First of all, I apologise for the silence. Several things in my personal life coincided recently that demanded my full attention, but now I am back with another useful technique to learn better. This one is simple as I am preparing to publish some of my amazing interviews with thinkers and problem solvers in education.
This technique is about recall. It is easy to pay a lot of attention to the actual comprehension of material and making sense of it while it is happening. We focus, or try to, while listening to a lecture or participating in a workshop. We focus while reading a book. However, all too often this is where it stops. We don’t follow up on what we have learned and, therefore, it is forgotten. The process of forgetting is very fast, because if the information is not transferred to long term memory, it is lost basically as soon as we stop processing it. This is what happens when we attend a fantastic workshop and retain nothing of it a day, a week or a month later. This is also what happens when we read our notes the next day or next week and find notations that make absolutely no sense whatsoever (more about a good note taking system here).

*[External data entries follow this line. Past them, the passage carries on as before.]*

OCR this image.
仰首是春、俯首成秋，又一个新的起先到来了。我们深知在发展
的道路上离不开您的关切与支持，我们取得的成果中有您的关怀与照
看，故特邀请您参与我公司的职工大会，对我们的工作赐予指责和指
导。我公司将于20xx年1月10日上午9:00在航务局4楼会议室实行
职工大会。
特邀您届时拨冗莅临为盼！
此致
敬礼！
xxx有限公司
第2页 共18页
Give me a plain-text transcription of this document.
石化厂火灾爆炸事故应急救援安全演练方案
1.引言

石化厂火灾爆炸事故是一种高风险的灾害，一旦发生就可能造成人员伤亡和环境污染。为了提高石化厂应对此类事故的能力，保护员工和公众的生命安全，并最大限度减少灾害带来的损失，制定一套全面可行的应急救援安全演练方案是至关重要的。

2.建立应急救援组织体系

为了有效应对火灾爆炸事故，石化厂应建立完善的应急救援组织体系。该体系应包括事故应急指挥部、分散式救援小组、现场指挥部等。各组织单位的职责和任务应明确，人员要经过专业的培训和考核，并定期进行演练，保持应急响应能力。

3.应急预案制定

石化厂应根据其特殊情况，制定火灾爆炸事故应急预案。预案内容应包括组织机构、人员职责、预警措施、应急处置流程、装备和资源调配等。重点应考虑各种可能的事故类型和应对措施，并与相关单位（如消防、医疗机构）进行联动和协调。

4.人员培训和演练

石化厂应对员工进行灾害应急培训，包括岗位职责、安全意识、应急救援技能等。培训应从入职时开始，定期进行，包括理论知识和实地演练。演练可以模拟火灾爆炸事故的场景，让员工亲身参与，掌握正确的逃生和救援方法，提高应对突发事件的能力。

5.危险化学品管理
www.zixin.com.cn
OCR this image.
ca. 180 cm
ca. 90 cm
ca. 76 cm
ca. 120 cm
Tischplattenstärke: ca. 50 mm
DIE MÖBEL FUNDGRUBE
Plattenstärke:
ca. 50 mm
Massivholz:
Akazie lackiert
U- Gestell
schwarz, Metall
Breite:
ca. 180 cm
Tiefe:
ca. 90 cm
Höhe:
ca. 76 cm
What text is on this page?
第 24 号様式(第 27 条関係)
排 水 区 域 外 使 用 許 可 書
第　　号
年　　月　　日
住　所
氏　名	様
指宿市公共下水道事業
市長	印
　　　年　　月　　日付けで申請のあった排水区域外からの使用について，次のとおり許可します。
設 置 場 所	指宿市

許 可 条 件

It is all too easy to forget what we have learned. The image below shows a line in purple which indicates how we forget what we have learned over time. One really good way of avoiding it is to review repeatedly (the green line in the picture) starting 10 minutes after we have learned it, hence the name of the 10 minute rule. The idea is basically look over ones notes right after getting out of the lecture hall or workshop. This way very little has been completely forgotten yet and it is possible to recall it and, if something has been forgotten, there are still people around from whom it is fairly easy to ask. This is also a good time to make clarifications in the notes if necessary and jot down keywords and important questions concerning the content as it is all still fresh in ones mind.
The next time to go over ones notes and recall the information is one day later. This “going over” should not simply mean reading the notes, which can still help if one is in a hurry, but working with the information. This can mean for example explaining the key words in your own words, thinking of examples of key principles, answering any questions previously jotted down. Also it really helps if you make connections to other things you already know about the topic as that helps new information to be stored better in our brains so that we can use the information.
The next time to go over the material is a week later and then a month later and then six months later. Now, simply reading over your notes repeatedly can help. But repeatedly working with the information – that helps a whole lot more.
This systematic going over of the material over a period of time does a few things that help us retain the information and understanding. Firstly it signals to our brain that this is information that is worth saving. Our brains are very good at clearing away anything that is unused, so using it helps us retain it. Secondly, this helps us practice recalling the information. Once we have practiced recalling information it is easier to recall it again. Thirdly, repeatedly working with the material helps us make the information ours. After this sort of process it is no longer information that someone gave us. It is information that we have and which has plenty of rich connections with other things we know. This way we retain a far greater percentage of what we have learned and it is no longer something we just try to remember for an exam or for a certificate but it becomes something in which we gain useful knowledge we can later use.